**El Otoño del Perdón**
—Doña Natalia, ¡¿por qué hace esto?! ¡Que el doctor Vázquez se encargue de ella! — La voz de la enfermera Asunción temblaba de ansiedad mientras intentaba seguir el ritmo de la jefa de cirugía, una de las mejores en todo el hospital.
—Asunción, que preparen el quirófano. Necesitamos sangre para transfusión. Y llama a Eugenio, lo necesito para la operación —ordenó Natalia sin detenerse.
En la camilla de entrada yacía una mujer de unos treinta años, vestida de negro, con una bota faltante. Inconsciente.
—La atropellaron en el paso de cebra. El conductor iba borracho —informó rápidamente el paramédico—. La presión baja, sospechamos hemorragia interna.
—¡Al quirófano, ahora! —gritó Natalia, y dos enfermeros levantaron la camilla al instante.
—¡Natalia! ¡Natí! —Un grito se alzó tras ella. Reconoció esa voz al instante: Sergio. Su exmarido. El mismo que se había ido con esa mujer.
—¿Es verdad? —La sujetó por los hombros con fuerza—. ¿A Rocío la atropellaron?
—Sergio, haremos todo lo posible. Ahora, disculpa, debo trabajar.
—¿Tú? ¿Tú la operarás? ¡No! ¡No lo permitiré! ¿Quieres matarla? —Su voz temblaba más de miedo que de rabia.

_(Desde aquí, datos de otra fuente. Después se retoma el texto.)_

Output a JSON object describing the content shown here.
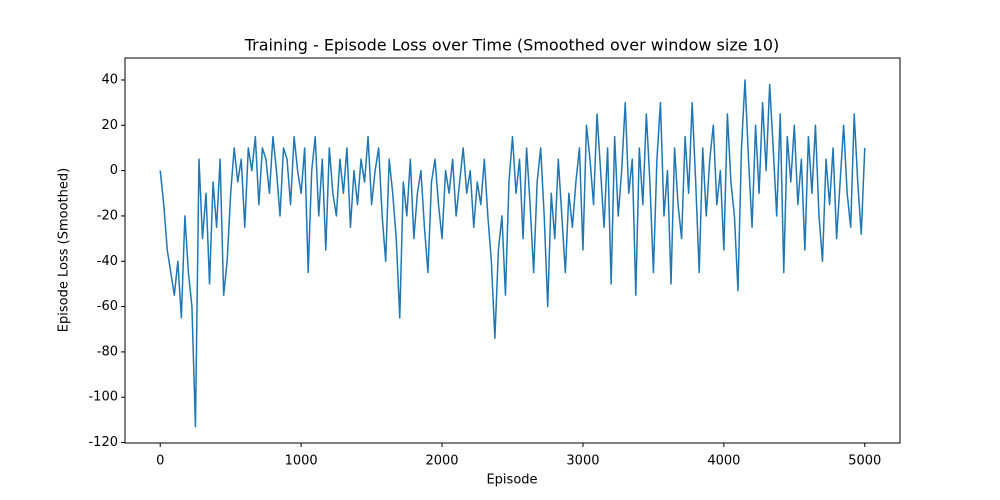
{
  "chart_data": {
    "type": "line",
    "title": "Training - Episode Loss over Time (Smoothed over window size 10)",
    "x_label": "Episode",
    "y_label": "Episode Loss (Smoothed)",
    "xlim": [
      -250,
      5250
    ],
    "ylim": [
      -120.2,
      49.7
    ],
    "xticks": [
      0,
      1000,
      2000,
      3000,
      4000,
      5000
    ],
    "yticks": [
      -120,
      -100,
      -80,
      -60,
      -40,
      -20,
      0,
      20,
      40
    ],
    "grid": false,
    "color": "#1f77b4",
    "x": [
      0,
      25,
      50,
      75,
      100,
      125,
      150,
      175,
      200,
      225,
      250,
      275,
      300,
      325,
      350,
      375,
      400,
      425,
      450,
      475,
      500,
      525,
      550,
      575,
      600,
      625,
      650,
      675,
      700,
      725,
      750,
      775,
      800,
      825,
      850,
      875,
      900,
      925,
      950,
      975,
      1000,
      1025,
      1050,
      1075,
      1100,
      1125,
      1150,
      1175,
      1200,
      1225,
      1250,
      1275,
      1300,
      1325,
      1350,
      1375,
      1400,
      1425,
      1450,
      1475,
      1500,
      1525,
      1550,
      1575,
      1600,
      1625,
      1650,
      1675,
      1700,
      1725,
      1750,
      1775,
      1800,
      1825,
      1850,
      1875,
      1900,
      1925,
      1950,
      1975,
      2000,
      2025,
      2050,
      2075,
      2100,
      2125,
      2150,
      2175,
      2200,
      2225,
      2250,
      2275,
      2300,
      2325,
      2350,
      2375,
      2400,
      2425,
      2450,
      2475,
      2500,
      2525,
      2550,
      2575,
      2600,
      2625,
      2650,
      2675,
      2700,
      2725,
      2750,
      2775,
      2800,
      2825,
      2850,
      2875,
      2900,
      2925,
      2950,
      2975,
      3000,
      3025,
      3050,
      3075,
      3100,
      3125,
      3150,
      3175,
      3200,
      3225,
      3250,
      3275,
      3300,
      3325,
      3350,
      3375,
      3400,
      3425,
      3450,
      3475,
      3500,
      3525,
      3550,
      3575,
      3600,
      3625,
      3650,
      3675,
      3700,
      3725,
      3750,
      3775,
      3800,
      3825,
      3850,
      3875,
      3900,
      3925,
      3950,
      3975,
      4000,
      4025,
      4050,
      4075,
      4100,
      4125,
      4150,
      4175,
      4200,
      4225,
      4250,
      4275,
      4300,
      4325,
      4350,
      4375,
      4400,
      4425,
      4450,
      4475,
      4500,
      4525,
      4550,
      4575,
      4600,
      4625,
      4650,
      4675,
      4700,
      4725,
      4750,
      4775,
      4800,
      4825,
      4850,
      4875,
      4900,
      4925,
      4950,
      4975,
      5000
    ],
    "values": [
      0,
      -15,
      -35,
      -45,
      -55,
      -40,
      -65,
      -20,
      -45,
      -60,
      -113,
      5,
      -30,
      -10,
      -50,
      -5,
      -25,
      5,
      -55,
      -40,
      -10,
      10,
      -5,
      5,
      -25,
      10,
      0,
      15,
      -15,
      10,
      5,
      -10,
      15,
      0,
      -20,
      10,
      5,
      -15,
      15,
      0,
      -10,
      10,
      -45,
      0,
      15,
      -20,
      5,
      -35,
      10,
      -10,
      -20,
      5,
      -10,
      10,
      -25,
      0,
      -15,
      5,
      -5,
      15,
      -15,
      0,
      10,
      -20,
      -40,
      5,
      -10,
      -30,
      -65,
      -5,
      -20,
      5,
      -30,
      -10,
      0,
      -25,
      -45,
      -5,
      5,
      -15,
      -30,
      0,
      -10,
      5,
      -20,
      -5,
      10,
      -10,
      0,
      -25,
      -5,
      -15,
      5,
      -20,
      -40,
      -74,
      -35,
      -20,
      -55,
      -5,
      15,
      -10,
      5,
      -30,
      10,
      -15,
      -45,
      -5,
      10,
      -20,
      -60,
      -10,
      -30,
      5,
      -20,
      -45,
      -10,
      -25,
      -5,
      10,
      -35,
      20,
      5,
      -15,
      25,
      0,
      -25,
      10,
      -50,
      15,
      -20,
      0,
      30,
      -10,
      5,
      -55,
      10,
      -15,
      25,
      -5,
      -45,
      5,
      30,
      -20,
      0,
      -50,
      10,
      -15,
      -30,
      15,
      -10,
      30,
      -5,
      -45,
      10,
      -20,
      5,
      20,
      -15,
      0,
      -35,
      25,
      -5,
      -20,
      -53,
      10,
      40,
      5,
      -25,
      20,
      -10,
      30,
      0,
      38,
      10,
      -20,
      25,
      -45,
      15,
      -5,
      20,
      -15,
      5,
      -35,
      15,
      -10,
      20,
      -20,
      -40,
      5,
      -15,
      10,
      -30,
      -5,
      20,
      -10,
      -25,
      25,
      -5,
      -28,
      10
    ]
  }
}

Natalia hizo un gesto a la enfermera para que le administrara un sedante.
Al entrar al quirófano, el silencio cayó de golpe. Sintió las miradas, el juicio. Pero no vaciló.
—Sí, es esa mujer. Sí, yo la operaré. Porque soy cirujana. De las mejores de esta ciudad. Si alguien cree que no puedo hacerlo, que lo diga ahora. Si no, a trabajar. Le salvamos la vida. ¿Está claro?
La operación duró tres horas. Dos veces los signos vitales de la paciente cayeron bajo lo crítico. Pero Natalia luchó como pudo. Y la salvó. Rocío sobrevivió.
*«Unos días en cuidados intensivos y estará como nueva»*, le escribió a Sergio, que esperaba junto a la puerta.
—¡Natí… Perdóname! ¡Soy un idiota! ¡Te lo agradeceré toda la vida! —Tomó sus manos, lloró, se arrodilló.
—Sergio, basta. Todo eso ya pasó. Vete a casa. No puedes verla aún. Te aviso si hay cambios.
Natalia preparó un café rápidamente, se sentó en el viejo sofá de la sala de guardia con un bollo y, por primera vez en el día, sintió hambre. Cerró los ojos un instante cuando Asunción entró.
—¡Eres una heroína! ¡Te admiro! Pero… ¿por qué? ¿Por qué salvar a esa víbora? ¡Te arruinó la vida!
—Asunción, soy médica. Llegó una paciente con hemorragia. Lo demás… Sergio y yo lo destruimos nosotros. Ni siquiera estoy segura de haberlo amado realmente.
—¡Eres simplemente increíble! —susurró Asunción abrazándola con fuerza.
Días después, dieron de vuelta a Rocío. Sergio llegó con dos ramos: rosas rojas majestuosas y humildes flores silvestres.
—Para ti, Natalia. No lo olvidé…
—No era necesario. —Pero lo aceptó igual.
—Natalia… Perdóneme… Gracias por salvarme… —Rocío apenas podía mirarla a los ojos.
—Todo eso ya pasó —respondió Natalia en voz baja, sobre todo para sí misma.
Terminó el turno. No quería volver a casa, a ese silencio vacío. Caminó por el casco antiguo, su lugar favorito. Amaba ese juego: adivinar a qué se dedicaba la gente. El ganador, un café de premio.
En un banco, un hombre. Abrigo fino, reloj caro, carpeta. ¿Abogado? Seguro.
—Disculpe… —No notó cuándo se acercó—. ¿Es usted… abogado?
—En el clavo —sonrió él—. Y usted, supongo, es médica.
—¿Cómo lo supo? —rió, sorprendida.
—Más aún, cirujana. Y se llama… ¿Natalia?
—Espere, ¿qué? ¿Es adivino?
—No, solo sé leer. Su tarjeta está en el pecho —él también rió—. Por cierto, soy Alejandro.
—¡Entonces usted me invita no solo al café, sino también a un cruasán! —se rió ella.
Por primera vez en años, Natalia rió de verdad, como si su corazón recordara la alegría. El otoño afuera no importaba. La primavera estaba dentro de ella.